At that, Jimmy headed quickly for the door. He knew what was next, and he wasn’t going to stick around to play the innocent bystander. Several other patrons saw his retreat, and followed him out in a rush. The rest just stood like grinning fools watching some impromptu play. Shit was going to hit the fan fast, so Alan had to control the situation for minimal casualties. They hadn’t taught him this in his community college Criminal Justice courses, he’d learned them the hard way with a lot of gravestones as grade marks. Alan decided quickly to take the filial relationship between the man in his memory and the punk in front of him to his advantage.
“You’re Terry Moses’ boy aren’t you?” Alan said.

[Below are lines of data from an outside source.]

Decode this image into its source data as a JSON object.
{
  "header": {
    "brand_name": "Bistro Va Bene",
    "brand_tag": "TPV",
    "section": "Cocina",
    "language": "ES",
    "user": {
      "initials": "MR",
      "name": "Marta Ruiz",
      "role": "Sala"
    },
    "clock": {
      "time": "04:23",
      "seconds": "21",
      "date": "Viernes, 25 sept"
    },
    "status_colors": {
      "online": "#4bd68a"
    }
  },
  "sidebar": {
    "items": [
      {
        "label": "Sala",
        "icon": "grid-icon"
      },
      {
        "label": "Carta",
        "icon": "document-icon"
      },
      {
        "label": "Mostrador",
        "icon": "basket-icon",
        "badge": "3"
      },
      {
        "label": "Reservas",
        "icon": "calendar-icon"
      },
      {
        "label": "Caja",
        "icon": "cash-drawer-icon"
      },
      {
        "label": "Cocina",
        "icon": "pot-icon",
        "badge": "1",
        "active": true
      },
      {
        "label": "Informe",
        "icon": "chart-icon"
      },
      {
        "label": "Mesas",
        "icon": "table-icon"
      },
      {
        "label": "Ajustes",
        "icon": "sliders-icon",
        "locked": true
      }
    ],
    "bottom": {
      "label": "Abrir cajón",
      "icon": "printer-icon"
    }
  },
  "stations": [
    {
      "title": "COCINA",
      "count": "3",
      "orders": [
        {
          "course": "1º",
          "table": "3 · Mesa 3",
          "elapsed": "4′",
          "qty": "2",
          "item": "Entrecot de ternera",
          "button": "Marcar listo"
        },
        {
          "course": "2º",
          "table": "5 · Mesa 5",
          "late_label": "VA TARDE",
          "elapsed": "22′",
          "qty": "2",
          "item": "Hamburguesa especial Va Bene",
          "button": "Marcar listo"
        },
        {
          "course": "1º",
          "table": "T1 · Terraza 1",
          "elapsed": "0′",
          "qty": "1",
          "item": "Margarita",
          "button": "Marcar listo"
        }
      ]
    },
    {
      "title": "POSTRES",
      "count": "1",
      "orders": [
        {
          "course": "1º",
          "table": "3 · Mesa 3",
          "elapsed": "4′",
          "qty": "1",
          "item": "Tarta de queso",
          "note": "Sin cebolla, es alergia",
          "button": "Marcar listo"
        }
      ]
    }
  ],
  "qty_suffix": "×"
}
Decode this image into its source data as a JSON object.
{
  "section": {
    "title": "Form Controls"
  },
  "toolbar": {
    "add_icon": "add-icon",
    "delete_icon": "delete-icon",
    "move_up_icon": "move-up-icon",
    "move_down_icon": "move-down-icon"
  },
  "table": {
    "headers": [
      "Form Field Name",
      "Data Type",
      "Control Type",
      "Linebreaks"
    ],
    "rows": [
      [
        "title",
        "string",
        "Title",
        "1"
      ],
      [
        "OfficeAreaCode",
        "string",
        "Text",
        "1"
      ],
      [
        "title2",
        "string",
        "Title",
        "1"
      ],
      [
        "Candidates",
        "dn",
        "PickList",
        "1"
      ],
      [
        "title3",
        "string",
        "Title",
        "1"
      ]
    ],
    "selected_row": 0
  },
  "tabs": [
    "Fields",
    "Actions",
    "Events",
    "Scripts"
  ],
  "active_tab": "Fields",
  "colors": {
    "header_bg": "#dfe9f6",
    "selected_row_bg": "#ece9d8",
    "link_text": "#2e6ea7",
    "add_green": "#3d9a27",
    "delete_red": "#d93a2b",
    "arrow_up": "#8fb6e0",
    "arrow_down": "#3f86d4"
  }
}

This seemed to take Russ off guard a bit. It’s one thing to face down a member of law enforcement; it’s another entirely when they know your daddy.
“Yeah, and who the fuck are you?” Russ asked.
“I’m the guy who put a bullet in his neck,” Alan chuckled.
Russ glared like a bull in a pen that wanted nothing more than to stick his horns up Alan’s rectum. He sneered at Alan with a devil-dog grin, full of teeth and drool.
“Well, Alan Hume, the great marshal. I’d hoped to run into you out here.” Russ said.
“Oh really?,” Alan said, “You looking for vendetta, boy?” Alan said.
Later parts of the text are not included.